Could Bryson Stott find himself starting at third base alongside Didi Gregorius at short?

As we documented last week, there are a ton of roster spots up for grabs in spring training right now as the Phillies try and hone their roster to a select 28 (and later 26) when camp breaks and the games that matter begin in South Philly.

If you have been unable to tune into spring training during this immensely busy sports stretch, you would be forgiven. March Madness, the NFL offseason, the star-studded Sixers and a ton of other relevant things have been happening day after day, putting the Phillies and their meaningless spring games on the back burner.

So who has been turning heads so far in Clearwater? We are not going to waste time on players like Bryce Harper or Aaron Nola, who are going to be starting on Opening Day no matter what. Instead, our stock up/stock down report below will focus on fringe roster players who may make a surprise leap to the big leagues for the April 8 season opener.

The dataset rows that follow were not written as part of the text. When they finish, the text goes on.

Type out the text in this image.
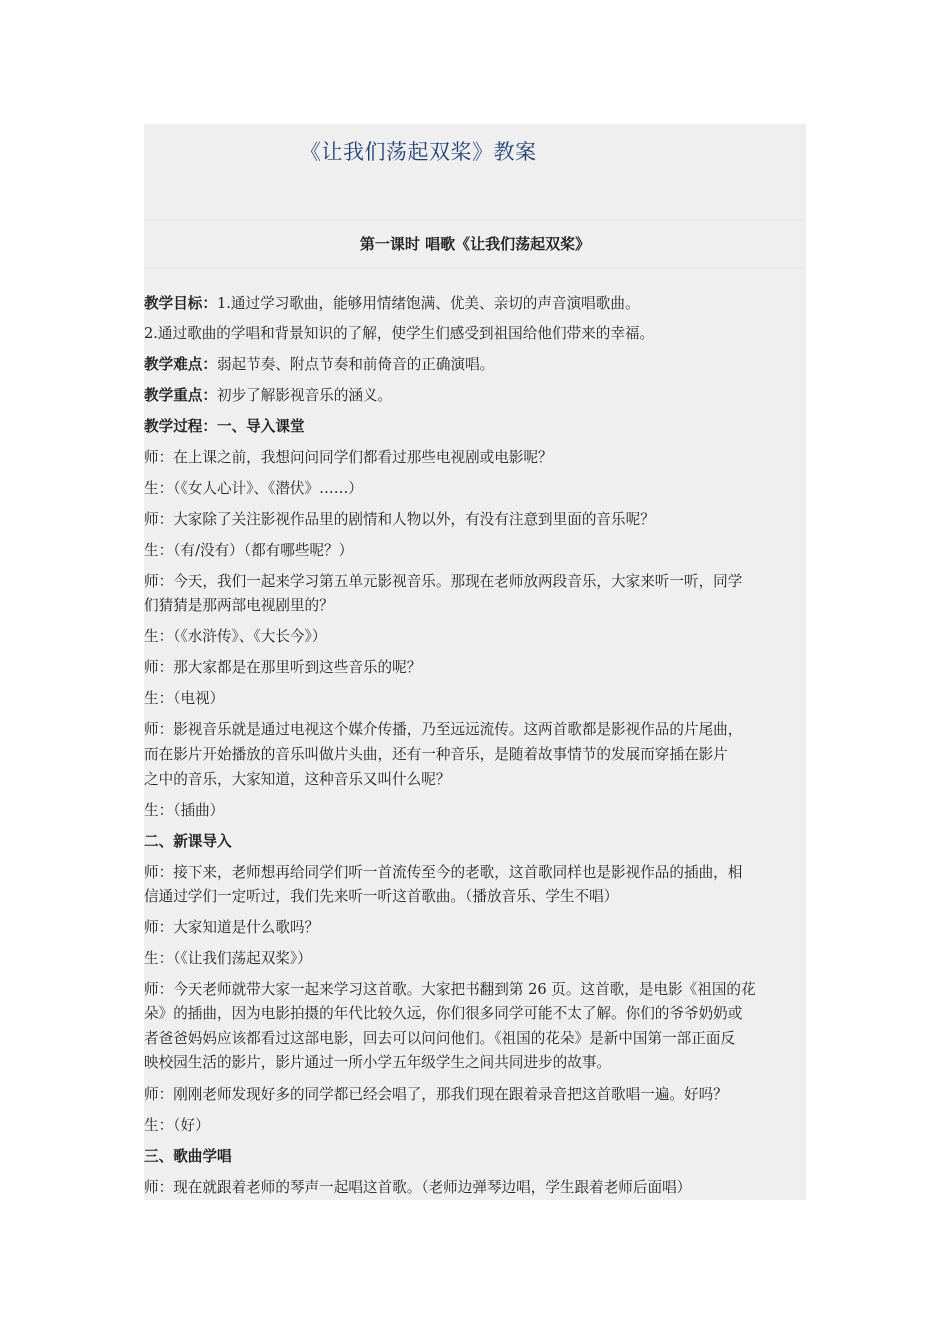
《让我们荡起双桨》教案
第一课时 唱歌《让我们荡起双桨》
教学目标：1.通过学习歌曲，能够用情绪饱满、优美、亲切的声音演唱歌曲。
2.通过歌曲的学唱和背景知识的了解，使学生们感受到祖国给他们带来的幸福。
教学难点：弱起节奏、附点节奏和前倚音的正确演唱。
教学重点：初步了解影视音乐的涵义。
教学过程：一、导入课堂
师：在上课之前，我想问问同学们都看过那些电视剧或电影呢？
生：（《女人心计》、《潜伏》……）
师：大家除了关注影视作品里的剧情和人物以外，有没有注意到里面的音乐呢？
生：（有/没有）（都有哪些呢？）
师：今天，我们一起来学习第五单元影视音乐。那现在老师放两段音乐，大家来听一听，同学
们猜猜是那两部电视剧里的？
生：（《水浒传》、《大长今》）
师：那大家都是在那里听到这些音乐的呢？
生：（电视）
师：影视音乐就是通过电视这个媒介传播，乃至远远流传。这两首歌都是影视作品的片尾曲，
而在影片开始播放的音乐叫做片头曲，还有一种音乐，是随着故事情节的发展而穿插在影片
之中的音乐，大家知道，这种音乐又叫什么呢？
生：（插曲）
二、新课导入
师：接下来，老师想再给同学们听一首流传至今的老歌，这首歌同样也是影视作品的插曲，相
信通过学们一定听过，我们先来听一听这首歌曲。（播放音乐、学生不唱）
师：大家知道是什么歌吗？
生：（《让我们荡起双桨》）
师：今天老师就带大家一起来学习这首歌。大家把书翻到第 26 页。这首歌，是电影《祖国的花
朵》的插曲，因为电影拍摄的年代比较久远，你们很多同学可能不太了解。你们的爷爷奶奶或
者爸爸妈妈应该都看过这部电影，回去可以问问他们。《祖国的花朵》是新中国第一部正面反
映校园生活的影片，影片通过一所小学五年级学生之间共同进步的故事。
师：刚刚老师发现好多的同学都已经会唱了，那我们现在跟着录音把这首歌唱一遍。好吗？
生：（好）
三、歌曲学唱
师：现在就跟着老师的琴声一起唱这首歌。（老师边弹琴边唱，学生跟着老师后面唱）
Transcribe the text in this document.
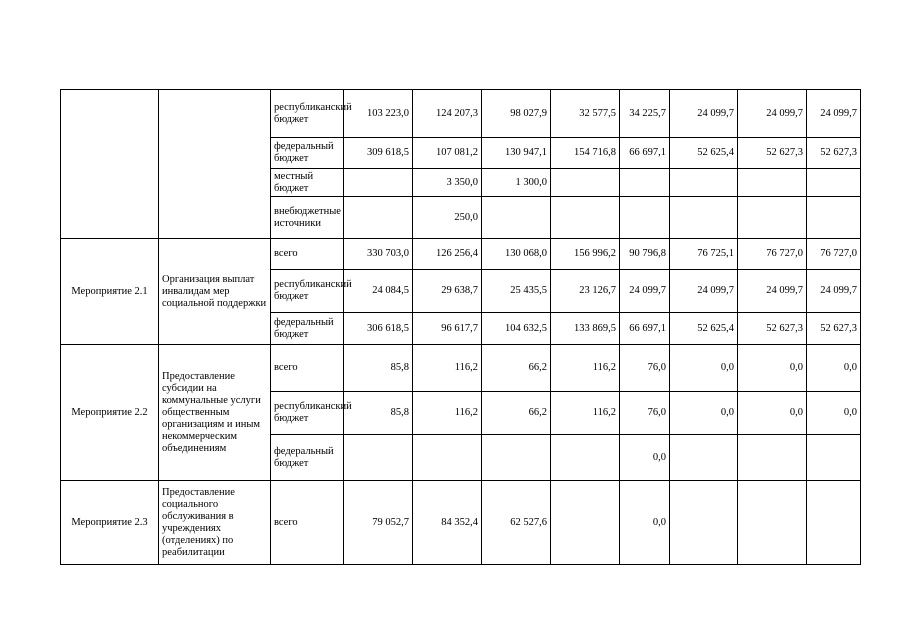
		республиканский бюджет	103 223,0	124 207,3	98 027,9	32 577,5	34 225,7	24 099,7	24 099,7	24 099,7
		федеральный бюджет	309 618,5	107 081,2	130 947,1	154 716,8	66 697,1	52 625,4	52 627,3	52 627,3
		местный бюджет		3 350,0	1 300,0					
		внебюджетные источники		250,0						
Мероприятие 2.1	Организация выплат инвалидам мер социальной поддержки	всего	330 703,0	126 256,4	130 068,0	156 996,2	90 796,8	76 725,1	76 727,0	76 727,0
		республиканский бюджет	24 084,5	29 638,7	25 435,5	23 126,7	24 099,7	24 099,7	24 099,7	24 099,7
		федеральный бюджет	306 618,5	96 617,7	104 632,5	133 869,5	66 697,1	52 625,4	52 627,3	52 627,3
Мероприятие 2.2	Предоставление субсидии на коммунальные услуги общественным организациям и иным некоммерческим объединениям	всего	85,8	116,2	66,2	116,2	76,0	0,0	0,0	0,0
		республиканский бюджет	85,8	116,2	66,2	116,2	76,0	0,0	0,0	0,0
		федеральный бюджет					0,0			
Мероприятие 2.3	Предоставление социального обслуживания в учреждениях (отделениях) по реабилитации	всего	79 052,7	84 352,4	62 527,6		0,0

Notice that there are a lot more guys playing well in spring than struggling, making things even tougher for Joe Girardi and his staff to decide who to carry with them:

Stock is up 📈

Matt Vierling, CF

As of right now, it appears Vierling has an inside track at the starting centerfield job — or at worst a platoon with a left-handed hitter to open the year. The 25-year-old leads all hitters so far this spring in at bats and in RBI, so he is clearly getting a lot of opportunities and making good on many of them. He is hitting .294 so far.

Mickey Moniak, CF

With Odubel Herrera hurt to start the season, Moniak and Adam Haseley appear to be battling to be that lefty centerfielder who could platoon with Vierling. Moniak is only hitting .235 but he is finally flashing the power that got him draft No. 1 overall. He has three homers in his last two games and with the roster as currently constructed, power appears to be a very valuable commodity. 

Didi Gregorius, SS

Any worry that Gregorius would sit on the roster as a $15 million bench piece is, for now, on the back burner. The veteran has started the spring with a red hot bat. He is hitting .313 with a pair of homers and looks like he will be the opening day shortstop after a down 2021 threatened his future with the team.

Bryson Stott, SS

So what does that mean for Stott, the Phillies' top position playing prospect heading into the year? Well, it looks as though he will either be sent to Triple-A to start the year, or he could unseat struggling Alec Bohm (more on that later) at third base. Stott is being given reps at the hot corner and you never know — he could find himself a new position and a job with the big league club if his hot hitting (.417 through six games) continues.

Johan Camargo, 3B

Camargo is another guy vying for that third base job and he could wind up starting there on Opening Day if his consistent hitting (.333 through seven games) continues. He seems a lock to be an MLB utility man at the very worst. 

Nick Nelson, RP

There has not been a more impressive reliever this spring than Nelson, who has eight strikeouts, no walks and a 1.80 ERA through five innings. With a little wiggle room in the bullpen available to an arm that jumps out this spring, a few more solid outings could earn the former Yankee a job come April 8.

Bailey Falter, RP

Falter is a homegrown former starter who could be the Phillies' choice of long reliever when spring training ends. He's been pitching well so far, posting a 2.25 ERA through his first four innings.

Christopher Sanchez, RP

Speaking of homegrown, Sanchez is another Phillies-developed farm hand impressing right now. He's tossed three scoreless innings with a single hit and walk to his ledger.

Stock is down 📉

Adam Haseley, CF

The former first rounder continues to struggle, and he'll need a surge in the latter half of spring training to earn that final outfield spot. He is just 2-for-16 in the early going.

Alec Bohm, 3B

Bohm has one of the Phillies' only errors in the field so far this spring, but that could be overlooked if he was hitting well — which he is not. Bohm is hitting just .125 through six games, and has been shuffled around between third, first and DH. His fate is unknown and there may not be a player for whom the remainder of spring training is more important.

Michael Kelly, RP

Kelly, a former Red Sox hoping to assume a bullpen role, has allowed four runs and seven hits in five frames. He'll need a quick turnaround to avoid missing the cut.

Cam Bedrosian, RP

Bedrosian has also allowed four runs and seven hits in his four innings, and his fate looks to be one heading back to the minors.